Rezensent Christian Thomas entdeckt überall in den 20 im Band enthaltenen Erzählungen und Dokumenten von Dovid Bergelson das Thema Gewalt. Der Autor, 1952 dem Stalinistischen Terror zum Opfer gefallen, präsentiert sich hier laut Thomas allerdings in der ganzen Bandbreite seines Schaffens. Bergelsons Figuren, laut Thomas Gehandicapte, deren Psyche der Autor mit viel Gespür und Empathie erkundet, hadern mit den Verhältnissen von Revolution und Krieg.

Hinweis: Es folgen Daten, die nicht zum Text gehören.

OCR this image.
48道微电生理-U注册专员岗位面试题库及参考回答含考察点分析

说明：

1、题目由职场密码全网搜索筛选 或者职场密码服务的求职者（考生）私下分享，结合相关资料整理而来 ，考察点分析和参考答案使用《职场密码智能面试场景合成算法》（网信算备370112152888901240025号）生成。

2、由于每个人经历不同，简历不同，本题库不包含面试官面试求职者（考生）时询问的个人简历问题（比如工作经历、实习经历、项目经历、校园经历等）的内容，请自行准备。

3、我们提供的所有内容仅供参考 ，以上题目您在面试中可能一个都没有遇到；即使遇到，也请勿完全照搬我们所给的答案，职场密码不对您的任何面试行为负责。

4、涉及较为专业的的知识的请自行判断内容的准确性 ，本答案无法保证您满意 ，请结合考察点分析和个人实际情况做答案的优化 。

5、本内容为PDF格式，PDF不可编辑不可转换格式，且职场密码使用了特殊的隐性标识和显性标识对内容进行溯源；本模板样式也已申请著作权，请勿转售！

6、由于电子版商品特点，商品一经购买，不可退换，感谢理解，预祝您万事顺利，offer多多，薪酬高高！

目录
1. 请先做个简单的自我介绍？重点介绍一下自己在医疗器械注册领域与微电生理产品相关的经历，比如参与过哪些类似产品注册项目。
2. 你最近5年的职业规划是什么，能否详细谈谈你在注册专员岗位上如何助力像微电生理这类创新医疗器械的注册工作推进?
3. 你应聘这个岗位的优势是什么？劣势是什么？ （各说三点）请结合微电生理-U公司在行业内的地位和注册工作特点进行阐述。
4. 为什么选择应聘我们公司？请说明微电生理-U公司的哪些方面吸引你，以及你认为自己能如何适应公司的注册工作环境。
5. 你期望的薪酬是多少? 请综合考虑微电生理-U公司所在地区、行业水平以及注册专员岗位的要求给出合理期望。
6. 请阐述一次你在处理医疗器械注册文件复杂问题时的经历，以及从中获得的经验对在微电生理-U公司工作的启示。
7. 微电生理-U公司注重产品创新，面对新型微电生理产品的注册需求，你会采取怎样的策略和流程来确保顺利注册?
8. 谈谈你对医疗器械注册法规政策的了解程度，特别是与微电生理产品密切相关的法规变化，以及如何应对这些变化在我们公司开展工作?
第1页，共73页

Die Texte tragen für Thomas sämtlich die Signatur eines Jahrhunderts der Extreme.

Rezensionsnotiz zu Neue Zürcher Zeitung, 05.08.2023

Rezensentin Judith Leister liegt mit diesem Band des jiddischen Dichters Dovid Bergelson ein grandioses Werk vor. Erzählungen aus vierzig Schaffensjahren sind hier versammelt, die den "Niedergang des jüdischen Lebens" unter Stalin dokumentieren. Bergelson wurde im Gebiet der heutigen Westukraine geboren, und floh nach der Revolution nach Berlin. Dort traf er die künstlerische und literarische Avantgarde und etablierte sich zu einem der wichtigsten Schriftsteller seiner Generation, die auf Jiddisch publizierten. 1934 musste er vor den Nationalsozialisten zurück in die Sowjetunion fliehen, lesen wir, und schrieb als einer der ersten über die Gräuel des Holocaust. Doch auch die Sowjetunion versuchte auf grausame Weise, die jüdische Bevölkerung und ihre Kultur zu vernichten: Bergelson wurde 1954 im Lubjanka-Gefängis in Moskau im Zuge der sogenannten "Nacht der ermordeten Dichter" hingerichtet. Die Rezensentin liest erschütternde und atmosphärisch dichte Prosa, die unter die Haut geht.